Goel believes PubMatic’s infrastructure and transparency set it apart from its competitors. 

“Really what we’ve been building over the last 14 years is a global cloud platform that processes 134 billion ad impressions per day, a trillion advertiser bids per day,” he said, extolling the benefits of building its own cloud infrastructure instead of relying on a provider like Amazon Web Services

“We think there are some unique characteristics to digital advertising that make it such that owning and operating your own infrastructure can create much better outcomes for customers.” 

Goel said PubMatic has moved beyond solely being a “supply-side” platform for publishers, and is working more closely with advertisers and agencies as well. That means instead of just working with the tech players on the other side of the ecosystem — the “demand-side” platforms that cater to advertisers, like The Trade Desk and Google’s DV360 — it also has direct agreements with large agencies and advertisers.

Goel says because it’s close to publishers, it can help advertisers better screen for low-quality ad placements — for instance, those that wouldn’t be easy for consumers to see, or ad traffic that’s generated mostly by bots.

“There’s a whole host of things that we can do…that increases the advertiser’s ROI, and causes them to spend more on our platform, which in turn allows us to generate more revenue for publishers,” he said. 
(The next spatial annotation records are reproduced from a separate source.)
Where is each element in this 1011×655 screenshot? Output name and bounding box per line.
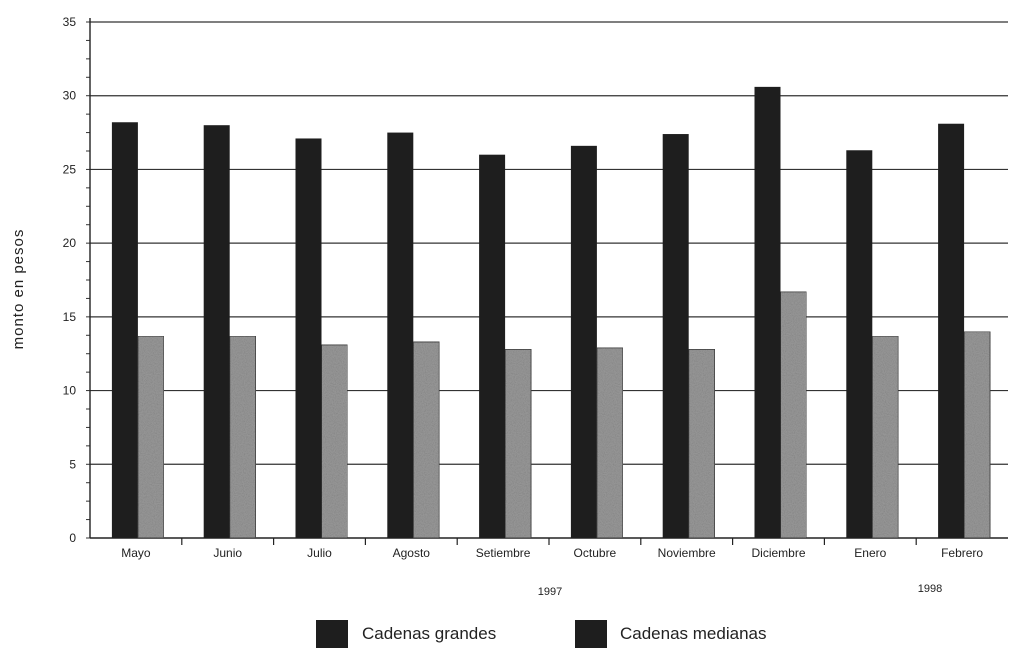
bar-cadenas-medianas-mayo: [137, 335, 165, 539]
x-tick-label-junio: Junio: [213, 546, 242, 560]
x-tick-label-mayo: Mayo: [121, 546, 151, 560]
legend-swatch-cadenas-grandes: [316, 620, 348, 648]
y-tick-label: 20: [63, 236, 77, 250]
x-tick-label-agosto: Agosto: [393, 546, 431, 560]
x-tick-label-enero: Enero: [854, 546, 886, 560]
x-tick-labels: Mayo Junio Julio Agosto Setiembre Octubre Novi…: [121, 546, 983, 560]
bar-cadenas-grandes-febrero: [938, 123, 965, 539]
bar-cadenas-grandes-agosto: [387, 132, 414, 539]
y-axis-label: monto en pesos: [10, 229, 27, 350]
x-tick-label-noviembre: Noviembre: [658, 546, 716, 560]
bar-cadenas-medianas-setiembre: [504, 348, 532, 539]
bar-cadenas-medianas-octubre: [596, 347, 624, 539]
bar-cadenas-grandes-setiembre: [479, 154, 506, 538]
x-tick-label-octubre: Octubre: [574, 546, 617, 560]
x-tick-label-setiembre: Setiembre: [476, 546, 531, 560]
bar-cadenas-medianas-enero: [871, 335, 899, 539]
bar-cadenas-grandes-junio: [203, 125, 230, 538]
bar-cadenas-medianas-junio: [229, 335, 257, 539]
legend-label-cadenas-grandes: Cadenas grandes: [362, 624, 496, 643]
x-tick-label-diciembre: Diciembre: [751, 546, 805, 560]
y-tick-label: 25: [63, 162, 77, 176]
bar-cadenas-grandes-julio: [295, 138, 322, 538]
bar-cadenas-grandes-enero: [846, 150, 873, 538]
bar-cadenas-medianas-noviembre: [688, 348, 716, 539]
legend-label-cadenas-medianas: Cadenas medianas: [620, 624, 766, 643]
year-label-1997: 1997: [538, 586, 562, 598]
y-tick-label: 15: [63, 310, 77, 324]
legend-swatch-cadenas-medianas: [575, 620, 607, 648]
bar-cadenas-grandes-octubre: [570, 145, 597, 538]
bars: [111, 86, 991, 539]
x-tick-label-julio: Julio: [307, 546, 332, 560]
year-label-1998: 1998: [918, 583, 942, 595]
y-tick-labels: 0 5 10 15 20 25 30 35: [63, 15, 77, 545]
bar-cadenas-medianas-febrero: [963, 331, 991, 539]
x-tick-label-febrero: Febrero: [941, 546, 983, 560]
bar-cadenas-medianas-agosto: [412, 341, 440, 539]
bar-cadenas-grandes-noviembre: [662, 134, 689, 538]
y-tick-label: 30: [63, 89, 77, 103]
bar-cadenas-grandes-mayo: [111, 122, 138, 538]
y-tick-label: 0: [69, 531, 76, 545]
y-tick-label: 10: [63, 384, 77, 398]
bar-cadenas-grandes-diciembre: [754, 86, 781, 539]
bar-cadenas-medianas-diciembre: [780, 291, 807, 539]
y-tick-label: 35: [63, 15, 77, 29]
bar-cadenas-medianas-julio: [321, 344, 348, 539]
y-tick-label: 5: [69, 457, 76, 471]
legend: Cadenas grandes Cadenas medianas: [316, 620, 766, 648]
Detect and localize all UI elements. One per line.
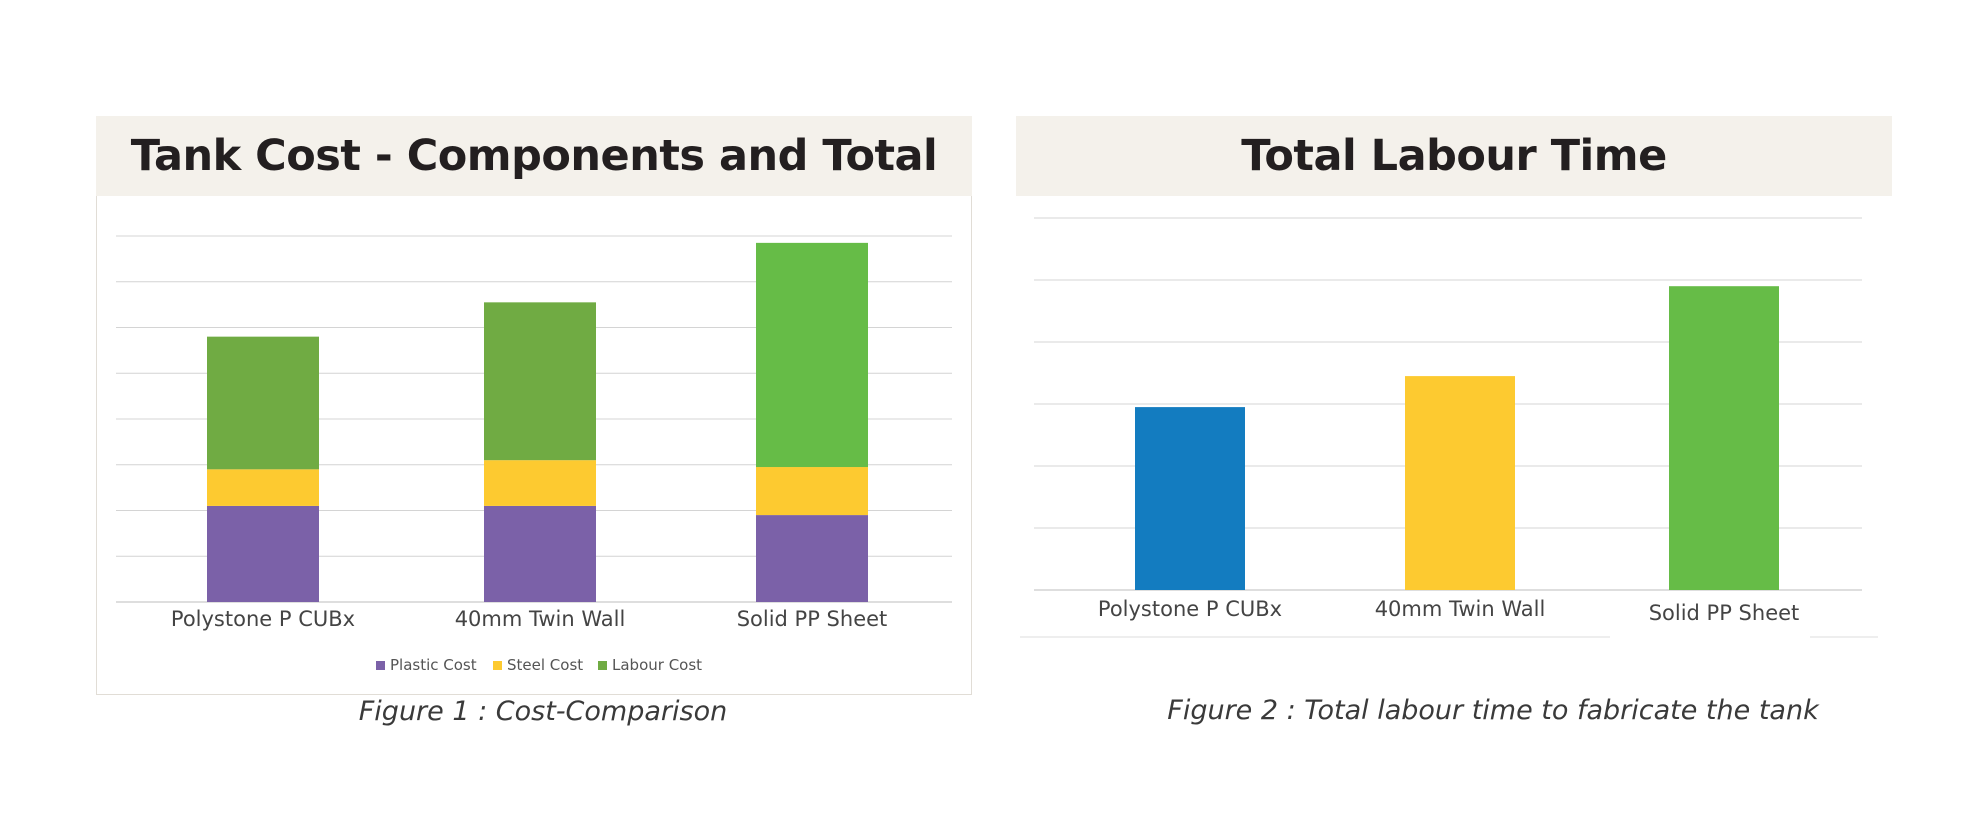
legend-swatch-labour-cost — [598, 661, 607, 670]
figure-2-caption: Figure 2 : Total labour time to fabricat… — [1167, 695, 1819, 726]
bar-plastic-cost-polystone-p-cubx — [207, 505, 319, 602]
cost-chart-title: Tank Cost - Components and Total — [96, 116, 972, 196]
bar-steel-cost-polystone-p-cubx — [207, 469, 319, 506]
x-tick-label: 40mm Twin Wall — [1375, 597, 1546, 621]
bar-40mm-twin-wall — [1405, 376, 1515, 590]
bar-plastic-cost-40mm-twin-wall — [484, 505, 596, 602]
bar-plastic-cost-solid-pp-sheet — [756, 515, 868, 602]
legend-swatch-steel-cost — [493, 661, 502, 670]
bar-labour-cost-40mm-twin-wall — [484, 302, 596, 461]
legend-label-plastic-cost: Plastic Cost — [390, 656, 477, 674]
bar-solid-pp-sheet — [1669, 286, 1779, 590]
x-tick-label: Polystone P CUBx — [171, 607, 355, 631]
bar-labour-cost-solid-pp-sheet — [756, 242, 868, 468]
bar-steel-cost-solid-pp-sheet — [756, 467, 868, 516]
bar-labour-cost-polystone-p-cubx — [207, 336, 319, 470]
figure-1-caption: Figure 1 : Cost-Comparison — [358, 696, 728, 727]
bar-steel-cost-40mm-twin-wall — [484, 460, 596, 506]
legend-label-labour-cost: Labour Cost — [612, 656, 702, 674]
bar-polystone-p-cubx — [1135, 407, 1245, 590]
x-tick-label: Polystone P CUBx — [1098, 597, 1282, 621]
x-tick-label: 40mm Twin Wall — [455, 607, 626, 631]
legend-swatch-plastic-cost — [376, 661, 385, 670]
labour-chart-title: Total Labour Time — [1016, 116, 1892, 196]
x-tick-label: Solid PP Sheet — [1649, 601, 1800, 625]
x-tick-label: Solid PP Sheet — [737, 607, 888, 631]
legend-label-steel-cost: Steel Cost — [507, 656, 583, 674]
Competition is fierce, as publishers often work with more than one supply-side platform — An Advertiser Perceptions survey last year found on average publishers worked with six such platforms. Goel says that can number get much higher. “We have examples of customers where they’re working with 70 or 80 different [supply-side] platforms, which is, you know, a crazy number,” he said. 

But he said advertisers and agencies are increasingly consolidating spending with fewer tech partners, so PubMatic is hoping to capture more of their spending through direct relationships. He said that their desire for transparency in the supply chain, content and fee transparency, quality of inventory, and platforms that span across channels globally are all huge drivers.

A late November research note from Craig-Hallum on Magnite said the entrance of PubMatic should bring more investor attention to the sector.

“Going forward, we believe [Magnite] can continue to take share in premium inventory, while Pubmatic can see success at the lower-end, providing opportunities for both entities to grow,” the note says. 

Goel says this mischaracterizes the company’s business, and said in fact PubMatic is heavily focused on top publishers.

“That’s where the advertisers spend the lion’s share of their ad budgets,” he said. “And then, number two, what we find is that it’s a better opportunity for us to drive profitable growth, because the scale of those publisher relationships is obviously much bigger in the head of the market than it is in the long tail of the market.” 

Both mobile and desktop advertising could be hit by upcoming privacy changes from Google and Apple

Goel said the company is hopeful users will willingly share their identity and opt into targeted advertising if they feel safe and in control of their data. 

“I think we’re going to see that consumers for the right sites that they trust, and where the value proposition is favorable, they will share their identity,” he said.